How it works: visiting a website from your browser

What happens when you type a URL and hit enter?

Yosef Samuel
CodeX
10 min readSep 12, 2021

--

When you type the address of a website into the address bar of a browser, like https://www.holbertonschool.com, there are multiple steps that take place in the background despite you seeing the site within seconds.

Steps 1: URL

The first step, of course, is you put the URL of the website into the address and hit enter which is something you probably do dozens of times a day.

What is URL?

URL stands for Uniform Resource Locator. A URL is nothing more than the address of a given unique resource on the web. A URL is composed of different parts, some mandatory and others optional. Let’s consider this example:

the URL structure shown above has different parts with different purpose, let’s discuss the main ones:

  • Scheme (protocol): it tells the web servers which protocol to use when it accesses a resource on Internet. In the example, it is HTTPS (Hypertext Transfer Protocol Secure) — which is the most common scheme currently.
  • Domain name: it indicates which web server is being requested. ‘www.holbertonschool.com’ is the domain in the example. An IP address can be used but it is rare since it is less convenient. We can further divide the domain into parts, as follows:
  1. Subdomain: A subdomain in a URL indicates which particular part of your website the web browser should serve up.
  2. Second-level Domain: is the name of the website. It helps people know they’re visiting a certain brand’s site. For instance, people who visit “holbertonschool.com” know they’re on Holberton school’s website, without needing any more information.
  3. Top-level Domain: specifies what type of entity your organization registers as on the internet. For example, “.com” is intended for commercial entities and “.edu” is intended for academic institutions.
  • Port: is a unique number used to access the resources on the web server. It is usually omitted if the web server uses the standard ports ( in the example, it is omitted so it uses the standard port of the HTTPS protocol i.e. 443 for HTTP it is 80).
  • File path (path): tells your web browser to load a specific page. In the example, ‘/methodology’ is the path. If no path is specified (i.e. only a domain name is entered) then, the browser loads the default page, which usually helps you to navigate to other pages in the website.
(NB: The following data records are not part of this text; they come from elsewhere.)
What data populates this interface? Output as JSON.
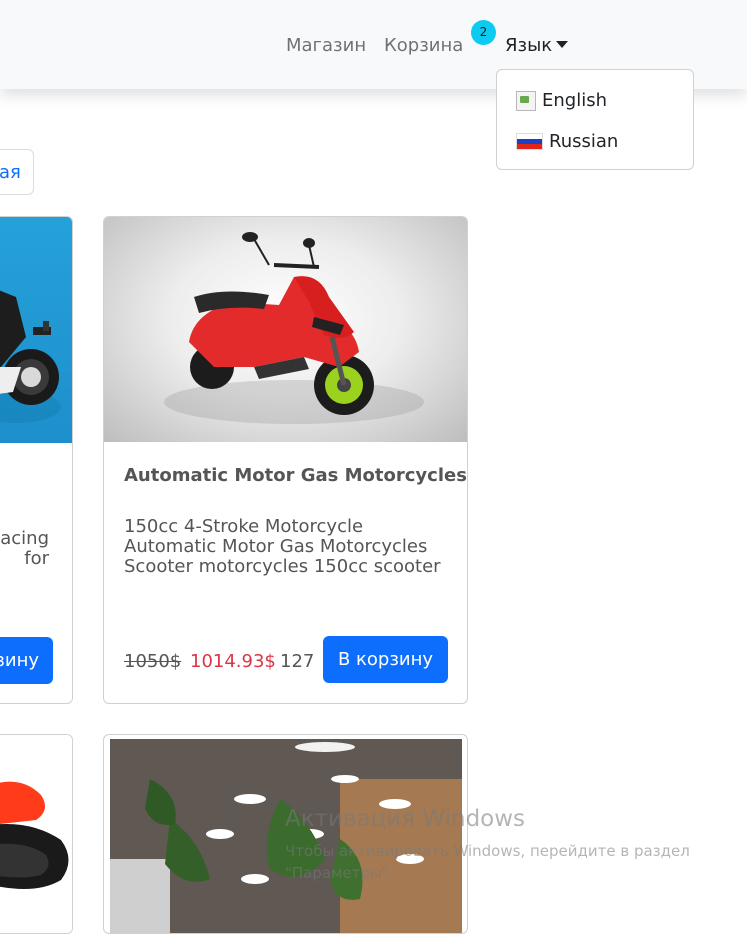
{
  "navbar": {
    "shop_label": "Магазин",
    "cart_label": "Корзина",
    "cart_count": "2",
    "language_label": "Язык"
  },
  "language_menu": {
    "items": [
      {
        "label": "English",
        "icon": "broken-image-icon"
      },
      {
        "label": "Russian",
        "icon": "russia-flag-icon"
      }
    ]
  },
  "category_button": {
    "label": "ая"
  },
  "products": [
    {
      "title": "",
      "description_visible": "acing\nfor",
      "buy_label": "зину"
    },
    {
      "title": "Automatic Motor Gas Motorcycles",
      "description": "150cc 4-Stroke Motorcycle Automatic Motor Gas Motorcycles Scooter motorcycles 150cc scooter",
      "old_price": "1050$",
      "new_price": "1014.93$",
      "stock": "127",
      "buy_label": "В корзину"
    }
  ],
  "watermark": {
    "title": "Активация Windows",
    "line1": "Чтобы активировать Windows, перейдите в раздел",
    "line2": "\"Параметры\"."
  },
  "colors": {
    "primary": "#0d6efd",
    "badge": "#0dcaf0",
    "sale": "#dc3545",
    "navbar_bg": "#f8f9fa"
  }
}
the discussion above presents only the fundamental parts of URL . However a URL have additional parts not included in the above discussion For more about URL you can use the reference here.

Step 2: DNS

Computers and other network devices communicate using IP address to identify each other on the internet. URLs are human-friendly and IP addresses are computer-friendly.
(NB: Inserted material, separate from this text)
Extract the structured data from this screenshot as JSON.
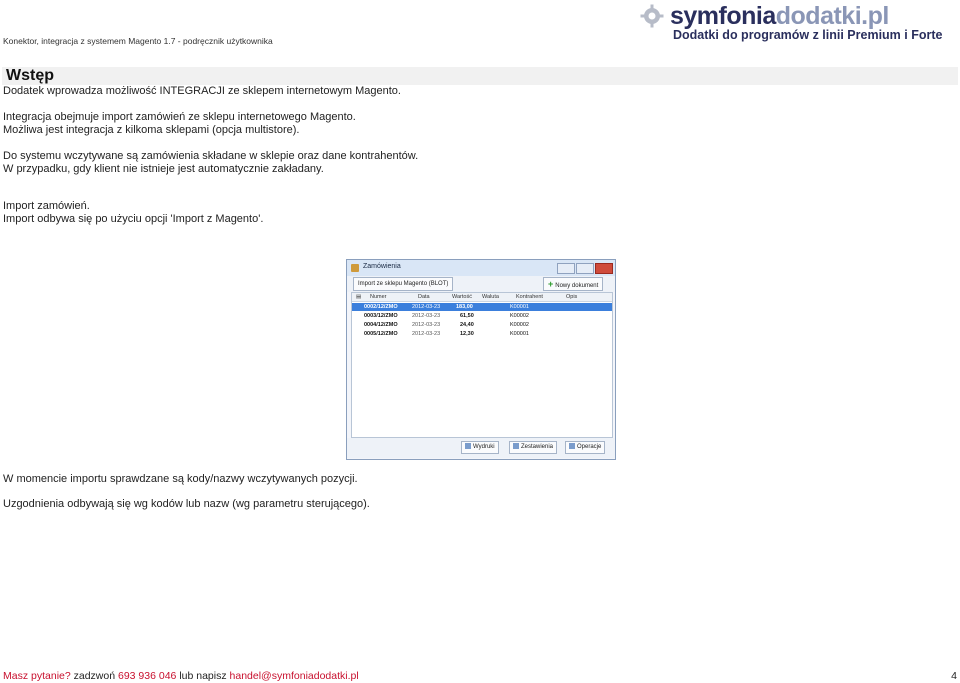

So, when you enter the URL, https://www.holbertonschool.com, your request to load that page is sent to DNS servers that look up the domain name of WWW.holbertonschool.com to find its corresponding IP address. Without the IP address, the computer has no clue what it is that you’re after.

What is DNS?

DNS stands for Domain Name System. A DNS is a technology that translates domain names into IP addresses. DNS is the phone-book of the Internet.

How does DNS work?

In order to understand the DNS resolution process, you need to learn about the four DNS servers that are involved in loading a web-page. Your computer is involved the resolution process after the initial request.
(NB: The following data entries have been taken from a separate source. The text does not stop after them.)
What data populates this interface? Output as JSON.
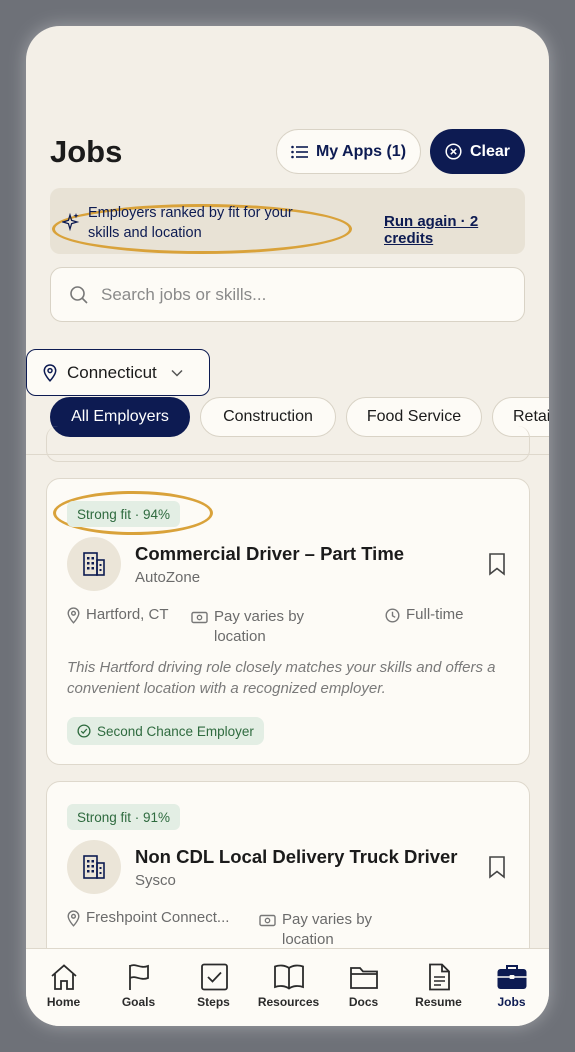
{
  "header": {
    "title": "Jobs",
    "my_apps_label": "My Apps (1)",
    "clear_label": "Clear"
  },
  "banner": {
    "message": "Employers ranked by fit for your skills and location",
    "run_again_label": "Run again · 2 credits"
  },
  "search": {
    "placeholder": "Search jobs or skills..."
  },
  "location": {
    "selected": "Connecticut"
  },
  "filters": [
    {
      "label": "All Employers",
      "active": true
    },
    {
      "label": "Construction",
      "active": false
    },
    {
      "label": "Food Service",
      "active": false
    },
    {
      "label": "Retail",
      "active": false
    }
  ],
  "jobs": [
    {
      "fit": "Strong fit · 94%",
      "title": "Commercial Driver – Part Time",
      "company": "AutoZone",
      "location": "Hartford, CT",
      "pay": "Pay varies by location",
      "type": "Full-time",
      "description": "This Hartford driving role closely matches your skills and offers a convenient location with a recognized employer.",
      "badge": "Second Chance Employer"
    },
    {
      "fit": "Strong fit · 91%",
      "title": "Non CDL Local Delivery Truck Driver",
      "company": "Sysco",
      "location": "Freshpoint Connect...",
      "pay": "Pay varies by location"
    }
  ],
  "nav": [
    {
      "label": "Home",
      "icon": "home-icon"
    },
    {
      "label": "Goals",
      "icon": "flag-icon"
    },
    {
      "label": "Steps",
      "icon": "checkbox-icon"
    },
    {
      "label": "Resources",
      "icon": "book-icon"
    },
    {
      "label": "Docs",
      "icon": "folder-icon"
    },
    {
      "label": "Resume",
      "icon": "document-icon"
    },
    {
      "label": "Jobs",
      "icon": "briefcase-icon",
      "active": true
    }
  ],
  "colors": {
    "accent": "#0d1b52",
    "highlight": "#d9a23a",
    "fit_bg": "#e3eee4",
    "fit_text": "#2f6b3f",
    "background": "#f3efe7"
  }
}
1. DNS resolver: is usually your ISP (Internet Service Provider) but it can also be operated by your wireless carrier or a third party provider. The resolver knows which other DNS servers it needs to ask to answer query “What is the IP address of WWW.holbertonschool.com?”. It also keeps IP address cache of frequently requested domain names. All resolver must know one thing: where to locate the root server. The recursor can be thought of as a librarian who is asked to go find a particular book somewhere in a library. It is also called recursive DNS name server.

2. Root name servers: are the first step in the name resolution of any domain name. It can be thought of like and index in a library that points to different racks of books. It servers as reference to other more specific locations. The root server knows where to locate the top-level domains (.com, .net, .org), country code top-level domains (.no, .et, .uk), internationalized top-level domains which are ccTLDs written in the countries’ local characters, infrastructure TLDs and generic TLDs (.HOT, .PIZZA, .APP, …).

3. TLD name servers: The Top Level Domain (TLD) server can be thought as a specific rack of books in a library. It is the last part of the domain name, that is, the label that follows the last dot of a fully qualified domain name. For example, in the domain name WWW.holbertonschool.com, the top-level domain is com. The coordination of most top-level domains (TLDs) belong to the the Internet Corporation for Assigned Names and Numbers (ICANN).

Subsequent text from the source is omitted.